The requirements listed for becoming a software engineer in Texas are ridiculously difficult
1: Accepted degree (which does include a CS degree)
2: 16 years of "creditable experience" performing engineering work (12 years if you hold an engineering degree, which does not include a CS degree). Note that "creditable experience" usually means you need another engineer to vouch that you did it under their supervision.
3: References from 9 people including 5 engineers.
4: Other stuff not specified.
Note that due to the "industrial exemption" you deride, this doesn't affect employees at all. What it does do, if strictly enforced, is put most independent software consultants out of business.
The PEs and IEEE seem to think they can get software engineering licensure passed everywhere; I hope the IEEE doesn't mind losing most of its software engineer members. The ACM, to its credit, opposes it.
IEEE article
Texas article
Other than suburbanites how on earth is Facebook going to appeal to those who might want to live elsewhere. I can get having the "Marketing" people there despite Zuckerberg's aversion to marketing in the early days.

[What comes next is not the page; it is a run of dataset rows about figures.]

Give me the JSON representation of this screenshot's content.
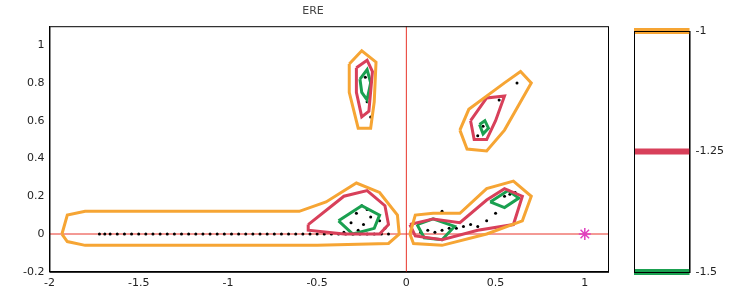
{
  "chart_data": {
    "type": "contour",
    "title": "ERE",
    "xlim": [
      -2,
      1.13
    ],
    "ylim": [
      -0.2,
      1.1
    ],
    "xticks": [
      -2,
      -1.5,
      -1,
      -0.5,
      0,
      0.5,
      1
    ],
    "yticks": [
      -0.2,
      0,
      0.2,
      0.4,
      0.6,
      0.8,
      1
    ],
    "grid": false,
    "contours": [
      {
        "level": -1,
        "color": "#f6a534",
        "paths": [
          [
            [
              -1.93,
              0.0
            ],
            [
              -1.9,
              0.1
            ],
            [
              -1.8,
              0.12
            ],
            [
              -0.6,
              0.12
            ],
            [
              -0.45,
              0.17
            ],
            [
              -0.28,
              0.27
            ],
            [
              -0.15,
              0.22
            ],
            [
              -0.05,
              0.1
            ],
            [
              -0.04,
              0.0
            ],
            [
              -0.1,
              -0.05
            ],
            [
              -0.5,
              -0.06
            ],
            [
              -1.8,
              -0.06
            ],
            [
              -1.9,
              -0.04
            ]
          ],
          [
            [
              0.02,
              0.0
            ],
            [
              0.05,
              0.1
            ],
            [
              0.15,
              0.11
            ],
            [
              0.3,
              0.11
            ],
            [
              0.45,
              0.24
            ],
            [
              0.6,
              0.28
            ],
            [
              0.7,
              0.2
            ],
            [
              0.65,
              0.07
            ],
            [
              0.45,
              0.0
            ],
            [
              0.2,
              -0.06
            ],
            [
              0.04,
              -0.05
            ]
          ],
          [
            [
              -0.32,
              0.9
            ],
            [
              -0.25,
              0.97
            ],
            [
              -0.17,
              0.91
            ],
            [
              -0.18,
              0.7
            ],
            [
              -0.2,
              0.56
            ],
            [
              -0.27,
              0.56
            ],
            [
              -0.32,
              0.75
            ]
          ],
          [
            [
              0.3,
              0.55
            ],
            [
              0.35,
              0.66
            ],
            [
              0.55,
              0.8
            ],
            [
              0.64,
              0.86
            ],
            [
              0.7,
              0.8
            ],
            [
              0.55,
              0.55
            ],
            [
              0.45,
              0.44
            ],
            [
              0.34,
              0.45
            ]
          ]
        ]
      },
      {
        "level": -1.25,
        "color": "#d8405a",
        "paths": [
          [
            [
              -0.28,
              0.88
            ],
            [
              -0.22,
              0.92
            ],
            [
              -0.19,
              0.86
            ],
            [
              -0.21,
              0.65
            ],
            [
              -0.25,
              0.62
            ],
            [
              -0.28,
              0.75
            ]
          ],
          [
            [
              0.36,
              0.6
            ],
            [
              0.45,
              0.72
            ],
            [
              0.55,
              0.73
            ],
            [
              0.5,
              0.6
            ],
            [
              0.45,
              0.5
            ],
            [
              0.38,
              0.5
            ]
          ],
          [
            [
              -0.55,
              0.05
            ],
            [
              -0.35,
              0.2
            ],
            [
              -0.22,
              0.23
            ],
            [
              -0.12,
              0.15
            ],
            [
              -0.1,
              0.05
            ],
            [
              -0.15,
              0.0
            ],
            [
              -0.35,
              0.0
            ],
            [
              -0.55,
              0.02
            ]
          ],
          [
            [
              0.02,
              0.05
            ],
            [
              0.15,
              0.08
            ],
            [
              0.3,
              0.06
            ],
            [
              0.45,
              0.18
            ],
            [
              0.55,
              0.24
            ],
            [
              0.65,
              0.2
            ],
            [
              0.6,
              0.05
            ],
            [
              0.4,
              0.02
            ],
            [
              0.2,
              -0.03
            ],
            [
              0.05,
              -0.01
            ]
          ]
        ]
      },
      {
        "level": -1.5,
        "color": "#1aa050",
        "paths": [
          [
            [
              -0.26,
              0.82
            ],
            [
              -0.22,
              0.87
            ],
            [
              -0.2,
              0.8
            ],
            [
              -0.22,
              0.71
            ],
            [
              -0.25,
              0.75
            ]
          ],
          [
            [
              0.41,
              0.58
            ],
            [
              0.44,
              0.6
            ],
            [
              0.46,
              0.56
            ],
            [
              0.43,
              0.53
            ]
          ],
          [
            [
              -0.38,
              0.07
            ],
            [
              -0.25,
              0.15
            ],
            [
              -0.15,
              0.1
            ],
            [
              -0.18,
              0.03
            ],
            [
              -0.3,
              0.0
            ]
          ],
          [
            [
              0.06,
              0.05
            ],
            [
              0.15,
              0.08
            ],
            [
              0.27,
              0.04
            ],
            [
              0.2,
              -0.03
            ],
            [
              0.1,
              -0.02
            ]
          ],
          [
            [
              0.47,
              0.17
            ],
            [
              0.57,
              0.23
            ],
            [
              0.63,
              0.19
            ],
            [
              0.55,
              0.14
            ]
          ]
        ]
      }
    ],
    "points": {
      "color": "#000000",
      "xy": [
        [
          -1.72,
          0
        ],
        [
          -1.69,
          0
        ],
        [
          -1.66,
          0
        ],
        [
          -1.62,
          0
        ],
        [
          -1.58,
          0
        ],
        [
          -1.54,
          0
        ],
        [
          -1.5,
          0
        ],
        [
          -1.46,
          0
        ],
        [
          -1.42,
          0
        ],
        [
          -1.38,
          0
        ],
        [
          -1.34,
          0
        ],
        [
          -1.3,
          0
        ],
        [
          -1.26,
          0
        ],
        [
          -1.22,
          0
        ],
        [
          -1.18,
          0
        ],
        [
          -1.14,
          0
        ],
        [
          -1.1,
          0
        ],
        [
          -1.06,
          0
        ],
        [
          -1.02,
          0
        ],
        [
          -0.98,
          0
        ],
        [
          -0.94,
          0
        ],
        [
          -0.9,
          0
        ],
        [
          -0.86,
          0
        ],
        [
          -0.82,
          0
        ],
        [
          -0.78,
          0
        ],
        [
          -0.74,
          0
        ],
        [
          -0.7,
          0
        ],
        [
          -0.66,
          0
        ],
        [
          -0.62,
          0
        ],
        [
          -0.58,
          0
        ],
        [
          -0.54,
          0
        ],
        [
          -0.5,
          0
        ],
        [
          -0.46,
          0
        ],
        [
          -0.42,
          0
        ],
        [
          -0.38,
          0
        ],
        [
          -0.34,
          0
        ],
        [
          -0.3,
          0
        ],
        [
          -0.26,
          0
        ],
        [
          -0.22,
          0
        ],
        [
          -0.18,
          0
        ],
        [
          -0.14,
          0
        ],
        [
          -0.1,
          0
        ],
        [
          -0.25,
          0.15
        ],
        [
          -0.22,
          0.13
        ],
        [
          -0.28,
          0.11
        ],
        [
          -0.2,
          0.09
        ],
        [
          -0.31,
          0.06
        ],
        [
          -0.24,
          0.05
        ],
        [
          -0.15,
          0.07
        ],
        [
          -0.27,
          0.02
        ],
        [
          -0.12,
          0.03
        ],
        [
          -0.35,
          0.01
        ],
        [
          -0.23,
          0.83
        ],
        [
          -0.22,
          0.7
        ],
        [
          -0.2,
          0.62
        ],
        [
          0.62,
          0.8
        ],
        [
          0.52,
          0.71
        ],
        [
          0.43,
          0.57
        ],
        [
          0.4,
          0.52
        ],
        [
          0.08,
          0.01
        ],
        [
          0.12,
          0.02
        ],
        [
          0.16,
          0.01
        ],
        [
          0.2,
          0.02
        ],
        [
          0.24,
          0.03
        ],
        [
          0.28,
          0.03
        ],
        [
          0.32,
          0.04
        ],
        [
          0.36,
          0.05
        ],
        [
          0.4,
          0.04
        ],
        [
          0.45,
          0.07
        ],
        [
          0.2,
          0.12
        ],
        [
          0.5,
          0.11
        ],
        [
          0.55,
          0.2
        ],
        [
          0.58,
          0.21
        ],
        [
          0.61,
          0.22
        ]
      ]
    },
    "marker_point": {
      "x": 1,
      "y": 0,
      "color": "#e040c0",
      "marker": "star"
    },
    "reference_lines": {
      "x": 0,
      "y": 0,
      "color": "#e8352a"
    },
    "colorbar": {
      "range": [
        -1.5,
        -1
      ],
      "ticks": [
        -1,
        -1.25,
        -1.5
      ]
    }
  }
}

However technical staff and coders probably would like to live in an area that appeals to everything that NYC can not provide. Places like Boulder Colorado, Austin Texas, Seattle come to mind.
A stretch? At my school (BYU) , the only difference is I get to take a couple CS electives instead of EE electives. We very much count as engineers.
I'm not so sure it's diminishing returns. Let me try a counter argument from some new academic fields.
What Microsoft taught us (which indirectly led to the Gates Borg icon) is that a single locked in vendor of a type of service will remain the front runner for a very long time. Yes I was young, but I was still laughing at Windows as late as 3.11 as inferior to the Mac OS, which would have been about 1994. But by 1998 for the first repairs to daily Blue Screens and then 2001 for Windows XP (with subsequent service packs) Microsoft sealed the Meta-Game of computing as we know it for ... sorta forever.
Now in the Social realm, AOL almost had it, MySpace was interesting for a couple of years, but Facebook seems to have landed the Big Gun connections to really scare the Social industry. They're on track to being the Microsoft of Social.
So wrapping up, it's race between Bubble effect and Meta-Game leading lock down that will last for decades.
My first Journal Entry ever, in 8 years! http://slashdot.org/journal/365947/aphelion-scifi-fantasy-horror-poetry-webzine
what possible reason would they need more for
Goodbye to quality code for a while.
And I can see the beginning of the end now. Somebody's helping themselves to a wee bit too much food at the buffet. Cover your ears because that huge bubble is getting thin.
There is minimal engineering talent in NYC with the exception of those directly involved with uber-fast-stock-transactions. Lots of media depth, but minimal software depth.